Chances are, you’re paying for both cable and Netflix but recent data suggests that more people are doing the latter than the former. Per the Hollywood Reporter, Netflix’s paid subscriber base should surpass 23 million, besting the 22.8 million of leading cable provider Comcast. Sirius XM’s also up there with 20 million subscribers loyal to its satellite radio service.
Even if you’re not a hardcore gadgethead, it’s been hard to ignore the insane proliferation of Netflix’s streaming partnerships. Research firm NPD asserts that 61% of all movies watched online happen via Netflix on 250 devices, including every current video game console.
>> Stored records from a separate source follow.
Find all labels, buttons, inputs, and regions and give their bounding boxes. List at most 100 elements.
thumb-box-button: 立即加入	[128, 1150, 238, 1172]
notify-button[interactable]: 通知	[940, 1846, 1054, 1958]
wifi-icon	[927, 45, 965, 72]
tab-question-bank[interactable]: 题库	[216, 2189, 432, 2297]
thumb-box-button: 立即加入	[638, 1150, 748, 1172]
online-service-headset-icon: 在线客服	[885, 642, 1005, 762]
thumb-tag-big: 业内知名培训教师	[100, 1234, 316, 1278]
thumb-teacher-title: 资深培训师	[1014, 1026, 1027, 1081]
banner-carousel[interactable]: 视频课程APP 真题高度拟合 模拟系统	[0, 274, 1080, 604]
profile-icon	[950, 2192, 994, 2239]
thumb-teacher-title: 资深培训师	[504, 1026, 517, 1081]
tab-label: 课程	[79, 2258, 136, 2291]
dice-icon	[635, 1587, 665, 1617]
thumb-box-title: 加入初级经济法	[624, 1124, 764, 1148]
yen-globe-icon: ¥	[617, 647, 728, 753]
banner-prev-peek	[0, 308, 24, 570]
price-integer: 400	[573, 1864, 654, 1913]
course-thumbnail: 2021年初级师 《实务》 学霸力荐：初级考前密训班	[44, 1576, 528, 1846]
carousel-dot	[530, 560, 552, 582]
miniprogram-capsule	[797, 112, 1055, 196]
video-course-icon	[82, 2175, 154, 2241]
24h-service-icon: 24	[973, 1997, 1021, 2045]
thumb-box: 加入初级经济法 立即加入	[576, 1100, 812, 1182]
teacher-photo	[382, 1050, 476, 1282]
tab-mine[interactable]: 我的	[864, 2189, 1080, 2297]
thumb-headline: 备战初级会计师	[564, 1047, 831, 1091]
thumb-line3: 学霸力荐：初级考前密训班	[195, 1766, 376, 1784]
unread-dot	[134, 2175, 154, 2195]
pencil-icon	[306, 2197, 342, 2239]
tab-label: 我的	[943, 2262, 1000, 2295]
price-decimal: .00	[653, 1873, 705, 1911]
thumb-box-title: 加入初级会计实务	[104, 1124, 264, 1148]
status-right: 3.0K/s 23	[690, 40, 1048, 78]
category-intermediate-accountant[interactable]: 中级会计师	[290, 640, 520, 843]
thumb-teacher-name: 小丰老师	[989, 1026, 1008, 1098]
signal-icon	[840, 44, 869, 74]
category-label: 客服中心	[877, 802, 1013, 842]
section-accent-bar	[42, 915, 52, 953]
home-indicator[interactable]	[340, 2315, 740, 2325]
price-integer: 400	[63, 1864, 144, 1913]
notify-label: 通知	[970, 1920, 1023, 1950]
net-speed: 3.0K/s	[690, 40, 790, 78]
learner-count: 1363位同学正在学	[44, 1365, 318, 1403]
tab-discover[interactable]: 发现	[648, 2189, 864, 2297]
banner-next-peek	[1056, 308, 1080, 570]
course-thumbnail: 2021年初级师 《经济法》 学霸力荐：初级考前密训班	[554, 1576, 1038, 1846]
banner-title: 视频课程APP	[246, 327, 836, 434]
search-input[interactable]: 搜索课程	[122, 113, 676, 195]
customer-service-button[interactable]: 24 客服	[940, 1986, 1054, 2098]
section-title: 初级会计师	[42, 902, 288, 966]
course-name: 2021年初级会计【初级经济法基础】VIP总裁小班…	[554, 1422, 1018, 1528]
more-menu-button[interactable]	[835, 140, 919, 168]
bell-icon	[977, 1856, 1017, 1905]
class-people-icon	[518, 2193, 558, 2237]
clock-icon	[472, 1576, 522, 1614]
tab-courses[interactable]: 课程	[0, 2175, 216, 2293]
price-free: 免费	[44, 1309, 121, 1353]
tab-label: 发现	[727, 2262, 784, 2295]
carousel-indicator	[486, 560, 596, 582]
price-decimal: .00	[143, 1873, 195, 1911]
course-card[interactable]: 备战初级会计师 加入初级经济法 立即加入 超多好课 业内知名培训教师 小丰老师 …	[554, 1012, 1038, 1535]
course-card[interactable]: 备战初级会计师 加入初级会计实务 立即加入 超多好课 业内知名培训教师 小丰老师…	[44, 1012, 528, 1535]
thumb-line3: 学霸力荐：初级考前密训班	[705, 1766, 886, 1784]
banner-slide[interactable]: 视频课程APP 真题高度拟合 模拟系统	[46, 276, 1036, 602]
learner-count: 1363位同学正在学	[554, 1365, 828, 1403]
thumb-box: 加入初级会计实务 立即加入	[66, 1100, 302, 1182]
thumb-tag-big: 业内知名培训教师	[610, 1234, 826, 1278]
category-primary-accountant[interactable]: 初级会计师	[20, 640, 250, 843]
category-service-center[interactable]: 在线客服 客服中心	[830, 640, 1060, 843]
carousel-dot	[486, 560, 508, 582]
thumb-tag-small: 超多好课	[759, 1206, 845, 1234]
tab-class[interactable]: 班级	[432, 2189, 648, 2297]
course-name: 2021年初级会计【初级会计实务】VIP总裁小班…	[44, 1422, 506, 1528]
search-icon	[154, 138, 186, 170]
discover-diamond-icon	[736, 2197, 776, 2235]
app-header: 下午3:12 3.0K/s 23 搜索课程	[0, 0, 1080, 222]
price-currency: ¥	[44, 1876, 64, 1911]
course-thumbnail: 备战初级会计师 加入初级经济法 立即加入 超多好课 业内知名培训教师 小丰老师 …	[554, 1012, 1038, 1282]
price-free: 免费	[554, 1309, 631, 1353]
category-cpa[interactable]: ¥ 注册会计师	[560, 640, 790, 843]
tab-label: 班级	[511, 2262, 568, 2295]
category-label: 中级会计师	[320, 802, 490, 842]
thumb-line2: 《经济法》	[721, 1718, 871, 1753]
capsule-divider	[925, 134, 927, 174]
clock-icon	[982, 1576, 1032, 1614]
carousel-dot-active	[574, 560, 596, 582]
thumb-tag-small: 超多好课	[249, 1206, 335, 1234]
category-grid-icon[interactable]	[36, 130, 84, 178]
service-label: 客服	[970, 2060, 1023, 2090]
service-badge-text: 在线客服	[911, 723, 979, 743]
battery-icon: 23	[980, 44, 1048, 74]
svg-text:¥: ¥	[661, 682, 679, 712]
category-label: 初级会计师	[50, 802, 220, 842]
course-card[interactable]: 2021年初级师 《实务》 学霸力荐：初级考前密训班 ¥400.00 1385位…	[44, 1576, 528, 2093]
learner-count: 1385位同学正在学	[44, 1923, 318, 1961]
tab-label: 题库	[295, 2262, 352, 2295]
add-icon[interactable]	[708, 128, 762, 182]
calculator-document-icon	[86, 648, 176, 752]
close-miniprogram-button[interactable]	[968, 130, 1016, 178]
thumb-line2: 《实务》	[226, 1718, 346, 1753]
Coincidentally, it’s paid-for exclusivity–a favorite business practice of gaming console manufacturers–that will power Netflix’s future momentum. It’s shelled out big (but undisclosed) bucks for sole streaming rights on the hit Mad Men and backcatalog draws like the entire Star Trek catalogue. But more and more, production entities and networks are holding on to streaming rights, often in a bid to create their own online content destinations and revenue streams. HBO Go plans to exclusively offer the pay channel’s shows when the app launches in a few weeks, but will be locked to those who already pony up for the broadcasts. Still, no matter what fragmentation awaits wth regard to what content you get in what place, it’s impressive to see how Netflix’s roots as a simple rental-by-mail operation gave way to a rapid embrace of digital distribution which has since re-invented its business.